Tin Street Hooligan once again rears its ugly head on turn 2, this time following a sort of defensive first turn Rift Bolt. Ho hum. I win on turn 3.

3-5

Game 9

He just attacks me DI. Is this a joke deck?

3-6

Game 10

I mull to six, and Mark also mulls. I have Stinkweed Imp but no velocity-making guy and get beat up by Tin Street and a Call of the Herd token. It’s conceivable that I could have won this one but I’m not sure how (I was by this point falling asleep on account of it being late) but we walked through the last game together and Mark didn’t think that any awfulness on my part was material because of my lack of a utility man (he had burn anyway). His hand ended up being Solifuge and Char, which would have been more than enough.

3-7

“That seems about right.”

Mark has threatened to write his own account of these games next week (that is possibly news to you, Craig [I’ll believe it when I see it… – Craig.]), and where we differ you can attribute it to either Mark’s tiredness or my inebriation (or the reverse).

Analysis:

Peter’s StarCityGames.com Gruul deck was very basic and serviceable. Like I said, I think Scorched Rusalka would be a good addition given the possible popularity of the Dredge decks. In case you don’t understand how this works, the Dredge deck needs Bridge from Below – preferably two or more copies active – in order to do anything worth writing articles about. The limitation on Bridge from Below is that if the opponent has a creature deposited in the graveyard… Well, let’s just say you had best hope your Grave-Trolls can get there because every other card in the deck is between 0/1 and 1/2 in dangerousness. Okay, you can technically play Simian Spirit Guide, either off a Spirit Guide or Gemstone Caverns. Open Scorched Rusalka is so dangerous because the Dredge deck really has to commit a lot of resources before it will force any deck to do anything, and with an open Rusalka, Gruul can clear any and all available Bridges. The Gruul deck typically has so much tempo heads up, and the Dredge deck usually doesn’t do anything that legitimately affects the board until the turn it wins.
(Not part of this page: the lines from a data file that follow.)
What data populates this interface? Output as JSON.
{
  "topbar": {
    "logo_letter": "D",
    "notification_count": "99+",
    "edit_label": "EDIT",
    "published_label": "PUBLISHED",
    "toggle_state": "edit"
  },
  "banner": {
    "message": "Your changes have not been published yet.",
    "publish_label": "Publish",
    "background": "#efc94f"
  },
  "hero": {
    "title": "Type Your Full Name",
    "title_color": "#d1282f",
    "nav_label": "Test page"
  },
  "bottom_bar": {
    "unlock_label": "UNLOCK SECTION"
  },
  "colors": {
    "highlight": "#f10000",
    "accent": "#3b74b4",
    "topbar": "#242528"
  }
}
From the other side of the table, I generally dislike Giant Solifuge in this metagame. It seems to cost so much mana and do so little, but the card was gas in this matchup, though it could have been a lot of different things and still been effective. To be fair, I never had good blocks for it. Last year I played a Boros deck with 20 lands including three Karoos. Peter’s version of Gruul seemed to have exactly enough lands for the cards he chose to play.

I think Gruul would be a fine deck to play at Regionals. As I said, it is my current number two option after Go-Sis. I would not recommend Dredge. It seems like if the opponent has any kind of a clue, or has even heard of Dredge and knows that it will, or even could be a numbers factor, it is hard pressed to win on anything save savage lucksackery.

We should have one more pre-Regionals instalment before the big day in the U.S… Until then!